Well, there is always: go <- system2("ruby", "go.rb hsa04020", stdout=TRUE)

I tried similarly as described here : http://www.r-bloggers.com/calling-ruby-perl-or-python-from-r/ : in windows I need to install Ruby and all....

I updated my answer with an R solution. Big thanks to Neil for pointing out KEGGSOAP. Too bad that a get.dblinks.by.pathway function has not been implemented yet though.

0
Entering edit mode

@Joachim: +1 ; Thanks for the R update tooo. I also appreciate the your "commenting" the code step by step.

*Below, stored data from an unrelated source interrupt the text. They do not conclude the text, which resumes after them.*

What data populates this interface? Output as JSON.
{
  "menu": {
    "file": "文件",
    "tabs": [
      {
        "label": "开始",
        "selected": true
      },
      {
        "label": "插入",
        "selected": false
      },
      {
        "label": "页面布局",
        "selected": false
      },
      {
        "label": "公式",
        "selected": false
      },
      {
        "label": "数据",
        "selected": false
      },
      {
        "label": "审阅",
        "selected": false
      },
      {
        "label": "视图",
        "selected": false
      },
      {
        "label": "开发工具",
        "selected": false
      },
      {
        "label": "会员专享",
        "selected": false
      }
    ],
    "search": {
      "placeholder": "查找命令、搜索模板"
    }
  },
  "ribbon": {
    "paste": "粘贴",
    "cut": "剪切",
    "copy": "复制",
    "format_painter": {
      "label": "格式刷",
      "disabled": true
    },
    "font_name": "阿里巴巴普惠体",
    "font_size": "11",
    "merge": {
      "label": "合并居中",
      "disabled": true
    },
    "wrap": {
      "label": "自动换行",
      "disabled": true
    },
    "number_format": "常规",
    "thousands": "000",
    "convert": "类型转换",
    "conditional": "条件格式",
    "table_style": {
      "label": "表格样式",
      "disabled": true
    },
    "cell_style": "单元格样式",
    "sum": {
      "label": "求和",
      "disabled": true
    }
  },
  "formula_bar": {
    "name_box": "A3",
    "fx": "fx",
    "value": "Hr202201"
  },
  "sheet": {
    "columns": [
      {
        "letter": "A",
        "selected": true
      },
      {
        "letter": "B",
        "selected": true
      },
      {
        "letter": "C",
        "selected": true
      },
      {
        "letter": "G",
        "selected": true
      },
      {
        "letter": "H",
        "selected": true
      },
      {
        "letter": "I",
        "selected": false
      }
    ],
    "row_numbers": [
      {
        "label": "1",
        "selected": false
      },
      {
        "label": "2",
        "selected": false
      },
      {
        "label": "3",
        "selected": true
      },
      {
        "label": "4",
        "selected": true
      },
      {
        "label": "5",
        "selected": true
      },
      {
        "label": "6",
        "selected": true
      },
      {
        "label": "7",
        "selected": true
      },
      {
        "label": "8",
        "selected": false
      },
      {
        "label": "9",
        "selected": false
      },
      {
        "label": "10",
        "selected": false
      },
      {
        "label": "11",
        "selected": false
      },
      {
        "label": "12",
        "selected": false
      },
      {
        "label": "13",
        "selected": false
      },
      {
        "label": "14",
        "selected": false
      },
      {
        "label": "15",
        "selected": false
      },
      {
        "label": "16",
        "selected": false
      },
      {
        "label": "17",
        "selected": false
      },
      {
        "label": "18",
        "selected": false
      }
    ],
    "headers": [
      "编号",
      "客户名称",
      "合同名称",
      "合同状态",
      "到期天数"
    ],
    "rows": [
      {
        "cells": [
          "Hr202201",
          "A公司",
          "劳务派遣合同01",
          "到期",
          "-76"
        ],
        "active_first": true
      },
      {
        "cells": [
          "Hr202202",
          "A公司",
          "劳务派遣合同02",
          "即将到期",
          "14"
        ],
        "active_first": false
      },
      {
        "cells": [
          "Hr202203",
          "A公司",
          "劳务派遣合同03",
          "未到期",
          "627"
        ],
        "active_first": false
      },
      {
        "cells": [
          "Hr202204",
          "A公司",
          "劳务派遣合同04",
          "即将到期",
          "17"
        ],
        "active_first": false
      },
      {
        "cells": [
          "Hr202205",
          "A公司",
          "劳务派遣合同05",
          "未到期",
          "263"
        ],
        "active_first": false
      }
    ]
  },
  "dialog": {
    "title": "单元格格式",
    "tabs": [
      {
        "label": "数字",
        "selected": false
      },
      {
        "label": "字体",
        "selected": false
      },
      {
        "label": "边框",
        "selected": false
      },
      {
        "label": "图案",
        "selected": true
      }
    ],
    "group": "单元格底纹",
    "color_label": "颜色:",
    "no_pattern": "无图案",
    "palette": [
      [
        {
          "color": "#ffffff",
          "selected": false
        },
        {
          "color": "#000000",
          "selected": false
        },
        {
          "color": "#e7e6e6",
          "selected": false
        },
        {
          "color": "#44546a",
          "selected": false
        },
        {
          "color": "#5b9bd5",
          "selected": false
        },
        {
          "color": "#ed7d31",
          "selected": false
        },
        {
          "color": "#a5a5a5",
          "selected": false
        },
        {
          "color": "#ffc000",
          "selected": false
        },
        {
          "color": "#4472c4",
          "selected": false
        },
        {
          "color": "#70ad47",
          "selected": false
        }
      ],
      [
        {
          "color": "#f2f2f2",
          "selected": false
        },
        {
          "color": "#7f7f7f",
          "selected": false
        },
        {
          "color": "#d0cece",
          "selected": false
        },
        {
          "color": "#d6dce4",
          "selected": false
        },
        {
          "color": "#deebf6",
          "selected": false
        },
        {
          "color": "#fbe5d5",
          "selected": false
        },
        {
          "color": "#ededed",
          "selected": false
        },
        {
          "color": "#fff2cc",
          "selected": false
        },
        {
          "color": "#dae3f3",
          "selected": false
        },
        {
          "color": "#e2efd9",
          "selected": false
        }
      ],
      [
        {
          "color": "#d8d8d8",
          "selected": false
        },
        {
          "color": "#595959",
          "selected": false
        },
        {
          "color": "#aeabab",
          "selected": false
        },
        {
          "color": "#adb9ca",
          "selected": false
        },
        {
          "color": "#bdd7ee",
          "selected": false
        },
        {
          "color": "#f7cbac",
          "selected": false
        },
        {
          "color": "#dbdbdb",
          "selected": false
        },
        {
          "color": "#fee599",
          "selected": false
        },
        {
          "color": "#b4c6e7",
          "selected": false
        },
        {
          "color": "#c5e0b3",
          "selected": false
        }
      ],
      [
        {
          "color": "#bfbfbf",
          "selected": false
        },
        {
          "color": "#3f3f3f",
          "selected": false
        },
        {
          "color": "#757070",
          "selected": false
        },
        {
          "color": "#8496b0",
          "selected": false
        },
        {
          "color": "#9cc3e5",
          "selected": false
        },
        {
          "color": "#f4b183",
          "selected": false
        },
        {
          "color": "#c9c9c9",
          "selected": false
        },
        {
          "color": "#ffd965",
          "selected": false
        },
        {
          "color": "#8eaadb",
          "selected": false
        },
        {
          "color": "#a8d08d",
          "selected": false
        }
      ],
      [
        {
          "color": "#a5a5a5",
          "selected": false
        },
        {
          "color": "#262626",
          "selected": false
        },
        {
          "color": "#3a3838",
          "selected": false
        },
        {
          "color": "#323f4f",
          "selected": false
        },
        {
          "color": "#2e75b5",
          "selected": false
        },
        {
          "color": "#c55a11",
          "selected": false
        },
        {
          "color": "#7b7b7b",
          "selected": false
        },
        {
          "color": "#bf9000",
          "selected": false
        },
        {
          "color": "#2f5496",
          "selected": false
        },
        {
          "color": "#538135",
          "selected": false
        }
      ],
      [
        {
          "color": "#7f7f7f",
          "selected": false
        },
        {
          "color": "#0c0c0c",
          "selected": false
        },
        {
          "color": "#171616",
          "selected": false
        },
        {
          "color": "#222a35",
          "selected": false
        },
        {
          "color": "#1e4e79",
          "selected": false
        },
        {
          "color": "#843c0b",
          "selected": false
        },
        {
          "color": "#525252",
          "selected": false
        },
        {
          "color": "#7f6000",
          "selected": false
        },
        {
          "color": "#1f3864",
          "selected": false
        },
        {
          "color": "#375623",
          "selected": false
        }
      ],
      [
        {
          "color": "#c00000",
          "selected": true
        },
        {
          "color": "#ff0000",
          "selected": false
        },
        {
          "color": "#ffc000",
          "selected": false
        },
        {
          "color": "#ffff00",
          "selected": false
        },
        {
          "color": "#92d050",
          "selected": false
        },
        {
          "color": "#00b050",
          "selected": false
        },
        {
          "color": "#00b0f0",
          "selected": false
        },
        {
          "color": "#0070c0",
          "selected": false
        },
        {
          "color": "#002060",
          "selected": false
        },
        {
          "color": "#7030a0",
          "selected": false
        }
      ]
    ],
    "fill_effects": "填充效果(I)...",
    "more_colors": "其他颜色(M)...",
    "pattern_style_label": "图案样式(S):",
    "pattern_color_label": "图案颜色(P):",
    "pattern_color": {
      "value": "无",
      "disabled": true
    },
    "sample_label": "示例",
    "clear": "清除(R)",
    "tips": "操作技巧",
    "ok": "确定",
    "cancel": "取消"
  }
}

R/Bioconductor has multiple KEGG-related packages: http://bioconductor.org/help/search/index.html?q=kegg. KEGGSOAP may do what you want.

Thanks @Neilfws: I will give it a try...

4.9 years ago
daveshire ▴ 10

I know this is a dead thread, but I wanted to do roughly the same thing as the first poster and found that KEGG's linkDB system works pretty well. It was easy to pull up a list of all KO : GO term matches and it looks like there are various other mappings that it can be used for but I haven't tried them all.

3.6 years ago

Via transitivity; GO <-> Orthology (KO terms), Orthology <-> PubmedID, PubmedID <-> Pathway; KEGG API/ LinkDB allows for structuring a many-many linkage map between GO and Pathway terms that isn't directly available (although marked 'routed' on the official page). This has to be an explicit effort.

P.S. Contrarily, I do argue the veracity of this metric. A GO ID is indicative of a gene, while KEGG ID that of a pathway. By doing the above, we are throwing away quite a lot of background information by representing a pathway merely by a gene.